Not every student gets to design, build and test robots in class.
However, it’s standard coursework for 20 students learning robotics in the Effingham College and Career Academy’s engineering and technology program.
“This is my favorite class,” said student Guilherme Witkoski.
“It opens your mind to all the different opportunities,” said student Tristan Greenleaf. “I never would’ve thought I’d be working with a robot in school and get credit for it.”
Witkoski and Greenleaf were among seven ECCA students who participated last month in a robotics competition at the Georgia Technology Student Association fall conference on Jekyll Island. In its first year of having a TSA chapter and entering the robotics competition, ECCA placed 42nd out of 73 schools.
“It’s really cool because we’re the first people from Effingham County to get sent to this competition,” Witkoski said.
“We’re starting a legacy,” said student Tori Gaylord. “We want to make a lasting impression.”
They have certainly made one on their teacher, Cliff Kicklighter. He called ECCA’s performance at the conference “kind of amazing” for a first-year program.
“They’ve done an awesome job in my book. They’ve surpassed my expectations,” said Kicklighter, the Effingham College and Career Academy’s director of engineering and technology.
Kicklighter has been involved before in the Technology Student Association competition, as a robotics teacher at Evans High School and a member of the TSA board of directors. Even with his first-hand experience to guide the students, they faced a small glitch along the way.
At the conference, each robot had to be certified that it met size and weight guidelines. With the competition's start time nearing, the judges told the ECCA students their robot was about an eighth of an inch too long.
“So they had to take it apart and cut it, modify it with about 30 minutes left,” Kicklighter said.

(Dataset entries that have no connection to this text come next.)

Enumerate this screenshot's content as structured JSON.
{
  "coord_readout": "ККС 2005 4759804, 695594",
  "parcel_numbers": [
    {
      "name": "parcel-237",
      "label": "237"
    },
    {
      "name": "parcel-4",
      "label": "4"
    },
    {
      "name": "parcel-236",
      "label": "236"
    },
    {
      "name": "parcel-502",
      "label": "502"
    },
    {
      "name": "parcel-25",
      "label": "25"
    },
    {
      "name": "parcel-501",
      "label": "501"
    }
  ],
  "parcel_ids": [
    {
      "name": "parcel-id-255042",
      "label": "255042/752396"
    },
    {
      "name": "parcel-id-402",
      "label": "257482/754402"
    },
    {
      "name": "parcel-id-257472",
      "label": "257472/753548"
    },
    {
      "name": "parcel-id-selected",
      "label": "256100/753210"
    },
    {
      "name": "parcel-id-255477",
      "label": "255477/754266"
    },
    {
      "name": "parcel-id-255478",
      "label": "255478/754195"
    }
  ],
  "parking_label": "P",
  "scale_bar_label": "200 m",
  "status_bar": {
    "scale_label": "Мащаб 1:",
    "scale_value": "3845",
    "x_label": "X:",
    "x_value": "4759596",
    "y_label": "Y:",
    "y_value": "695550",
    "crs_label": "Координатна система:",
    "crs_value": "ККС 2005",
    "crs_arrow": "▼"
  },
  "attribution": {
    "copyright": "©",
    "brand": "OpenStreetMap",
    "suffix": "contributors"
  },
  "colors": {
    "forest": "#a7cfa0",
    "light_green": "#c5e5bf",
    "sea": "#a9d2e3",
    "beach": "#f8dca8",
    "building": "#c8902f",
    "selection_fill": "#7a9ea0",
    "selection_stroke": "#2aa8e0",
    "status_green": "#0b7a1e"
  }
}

“It worked perfectly,” Witkoski said.
It wasn’t the first time the students had taken apart the robot. Each team in the competition builds a robot from a kit purchased from the company VEX Robotics.
Building the robot from the kit gives the students basic knowledge such as how the pieces fit together and how the motors work, Kicklighter said. The students then must disassemble the robot and design, build and test one that will perform the tasks called for in the competition.
“The robot that they tell you how to build does absolutely nothing to help you win the game,” Kicklighter said. “Once you get that finished, you have to tear it apart and build something for the competition.”
The hands-on experience is invaluable for the careers the students plan to pursue. Gaylord wants to become an aerospace engineer.
“I believe it will help toward my future,” she said. “I thought this would be a great chance to learn new things and get a better chance of getting a good career.”
Following their strong showing at the TSA conference, the ECCA students aren’t content to enter just one robot in their next competition. The students have branched off into two teams, each working to build a robot for a competition in January at Savannah Mall hosted by Woodville-Tompkins High School.
“This group came back (from the conference) and they were fired up,” Kicklighter said.